Just in time: Orang asli children finally getting some food after supplies were delivered by helicopter to an area near their inundated village in Gua Musang. — Bernama
The Centre for Orang Asli Concerns (COAC) said worse off are the approximately 5,000 orang asli living in low-lying areas or beside rivers which have burst their banks.
The centre’s coordinator, Colin Nicholas, said these include communities in Kelantan (especially Gua Musang), Perak and Pahang.
He said there were many groups and organisations ready to help but the problem was getting supplies to these villagers.

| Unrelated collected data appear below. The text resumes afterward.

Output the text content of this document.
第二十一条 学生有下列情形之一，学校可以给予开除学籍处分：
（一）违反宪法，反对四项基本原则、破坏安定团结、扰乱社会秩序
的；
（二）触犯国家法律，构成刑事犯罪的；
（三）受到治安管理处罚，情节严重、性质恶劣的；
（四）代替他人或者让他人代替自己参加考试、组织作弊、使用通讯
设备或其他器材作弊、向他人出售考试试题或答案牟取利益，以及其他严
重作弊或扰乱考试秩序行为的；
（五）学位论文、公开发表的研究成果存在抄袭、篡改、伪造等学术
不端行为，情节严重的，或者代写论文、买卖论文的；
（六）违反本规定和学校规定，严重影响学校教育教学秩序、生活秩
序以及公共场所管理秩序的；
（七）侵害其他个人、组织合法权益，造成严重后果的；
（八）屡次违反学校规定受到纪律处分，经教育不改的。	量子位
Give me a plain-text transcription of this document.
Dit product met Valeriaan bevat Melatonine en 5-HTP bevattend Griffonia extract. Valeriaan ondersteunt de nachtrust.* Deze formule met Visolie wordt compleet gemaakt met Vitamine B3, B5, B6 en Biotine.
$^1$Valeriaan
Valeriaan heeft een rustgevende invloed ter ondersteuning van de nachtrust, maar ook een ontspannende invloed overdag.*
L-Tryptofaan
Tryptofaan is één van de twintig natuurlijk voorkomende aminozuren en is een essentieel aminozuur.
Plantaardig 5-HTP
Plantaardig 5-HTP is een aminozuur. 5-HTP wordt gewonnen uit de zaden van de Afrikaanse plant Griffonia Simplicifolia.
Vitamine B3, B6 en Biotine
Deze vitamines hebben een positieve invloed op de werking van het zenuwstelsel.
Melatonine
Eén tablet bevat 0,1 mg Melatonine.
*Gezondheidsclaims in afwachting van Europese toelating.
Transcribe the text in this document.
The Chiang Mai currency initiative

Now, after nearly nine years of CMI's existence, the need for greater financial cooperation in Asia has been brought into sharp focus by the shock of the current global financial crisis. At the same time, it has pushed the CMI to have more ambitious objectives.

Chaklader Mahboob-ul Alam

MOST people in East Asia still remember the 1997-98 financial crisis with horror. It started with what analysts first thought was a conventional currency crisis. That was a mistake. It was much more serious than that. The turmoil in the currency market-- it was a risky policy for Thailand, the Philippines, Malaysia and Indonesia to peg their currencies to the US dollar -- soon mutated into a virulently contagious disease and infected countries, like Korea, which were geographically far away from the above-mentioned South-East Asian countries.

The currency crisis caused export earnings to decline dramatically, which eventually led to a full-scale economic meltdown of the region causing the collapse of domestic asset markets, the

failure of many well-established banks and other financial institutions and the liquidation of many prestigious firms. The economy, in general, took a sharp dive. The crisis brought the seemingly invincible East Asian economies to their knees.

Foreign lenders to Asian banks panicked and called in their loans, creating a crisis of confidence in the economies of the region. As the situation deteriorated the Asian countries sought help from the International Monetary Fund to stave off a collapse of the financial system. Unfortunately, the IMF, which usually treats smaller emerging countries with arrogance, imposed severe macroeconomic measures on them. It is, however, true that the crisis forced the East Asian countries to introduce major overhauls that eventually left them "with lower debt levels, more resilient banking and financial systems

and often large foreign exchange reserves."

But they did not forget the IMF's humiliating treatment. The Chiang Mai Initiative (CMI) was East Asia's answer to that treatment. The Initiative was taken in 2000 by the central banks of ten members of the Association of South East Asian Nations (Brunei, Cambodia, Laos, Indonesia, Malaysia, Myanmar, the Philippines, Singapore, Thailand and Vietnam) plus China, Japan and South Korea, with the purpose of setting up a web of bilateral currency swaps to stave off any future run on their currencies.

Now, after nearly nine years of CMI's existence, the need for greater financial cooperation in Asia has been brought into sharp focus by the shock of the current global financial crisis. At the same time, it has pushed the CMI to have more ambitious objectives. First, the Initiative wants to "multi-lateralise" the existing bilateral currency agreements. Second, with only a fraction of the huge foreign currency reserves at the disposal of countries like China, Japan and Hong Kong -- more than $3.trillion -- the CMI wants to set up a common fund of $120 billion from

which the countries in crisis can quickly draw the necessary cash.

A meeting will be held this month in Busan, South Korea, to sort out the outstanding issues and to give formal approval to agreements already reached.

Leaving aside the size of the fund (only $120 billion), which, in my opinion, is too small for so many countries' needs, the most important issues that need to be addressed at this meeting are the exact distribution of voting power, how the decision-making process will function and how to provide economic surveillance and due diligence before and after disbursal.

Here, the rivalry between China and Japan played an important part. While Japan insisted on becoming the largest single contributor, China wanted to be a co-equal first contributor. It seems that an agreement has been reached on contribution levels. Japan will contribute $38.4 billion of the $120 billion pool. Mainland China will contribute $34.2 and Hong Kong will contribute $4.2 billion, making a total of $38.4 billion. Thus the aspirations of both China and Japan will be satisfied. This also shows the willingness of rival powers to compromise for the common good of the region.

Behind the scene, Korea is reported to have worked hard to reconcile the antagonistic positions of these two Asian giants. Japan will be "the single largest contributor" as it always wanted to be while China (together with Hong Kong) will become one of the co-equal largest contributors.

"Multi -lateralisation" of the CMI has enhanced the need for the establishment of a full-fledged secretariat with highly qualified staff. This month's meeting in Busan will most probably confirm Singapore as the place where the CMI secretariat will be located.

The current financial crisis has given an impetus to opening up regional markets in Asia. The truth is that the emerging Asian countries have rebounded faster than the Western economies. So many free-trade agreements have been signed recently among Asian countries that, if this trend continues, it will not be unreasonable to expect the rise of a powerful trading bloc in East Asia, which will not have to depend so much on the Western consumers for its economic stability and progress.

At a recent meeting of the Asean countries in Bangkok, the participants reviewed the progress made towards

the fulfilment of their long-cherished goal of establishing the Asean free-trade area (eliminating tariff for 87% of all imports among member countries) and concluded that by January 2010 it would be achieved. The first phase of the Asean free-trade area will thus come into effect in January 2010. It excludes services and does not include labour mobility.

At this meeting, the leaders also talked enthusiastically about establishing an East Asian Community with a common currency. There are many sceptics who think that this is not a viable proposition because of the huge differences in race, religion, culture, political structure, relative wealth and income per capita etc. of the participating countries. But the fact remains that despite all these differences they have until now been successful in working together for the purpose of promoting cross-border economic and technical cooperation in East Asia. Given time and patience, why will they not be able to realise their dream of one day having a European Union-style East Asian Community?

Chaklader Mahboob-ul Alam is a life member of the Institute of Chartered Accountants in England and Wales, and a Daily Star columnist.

He said there was little or no access to these villages and that government aid has also yet to reach them.
“There needs to be helicopters, and organisation and planning to reach these villages.”
Besides food, said Nicholas, these communities needed medicine and materials to build shelters.
He said that although the orang asli are resilient and have lived with floods, the devastation this year was worse in terms of scale.
Nicholas said the problem was made worse by ecological degradation as the earth could not absorb the rain.
“We cannot just blame God,” he said.
Lawyer Siti Kassim, who is a member of the Bar Council’s Committee for Orang Asli Rights, was concerned for the approximately 2,000 Temiar who live in villages along rivers in Gua Musang.
While contact with these villages was irregular, Siti said she had received word that many of the Temiar lost everything in the floods.
“I fear that most will only have the clothes on their back and little else,” she said.
To date, she only heard about one load of supplies that was trucked in by a Good Samaritan several days ago.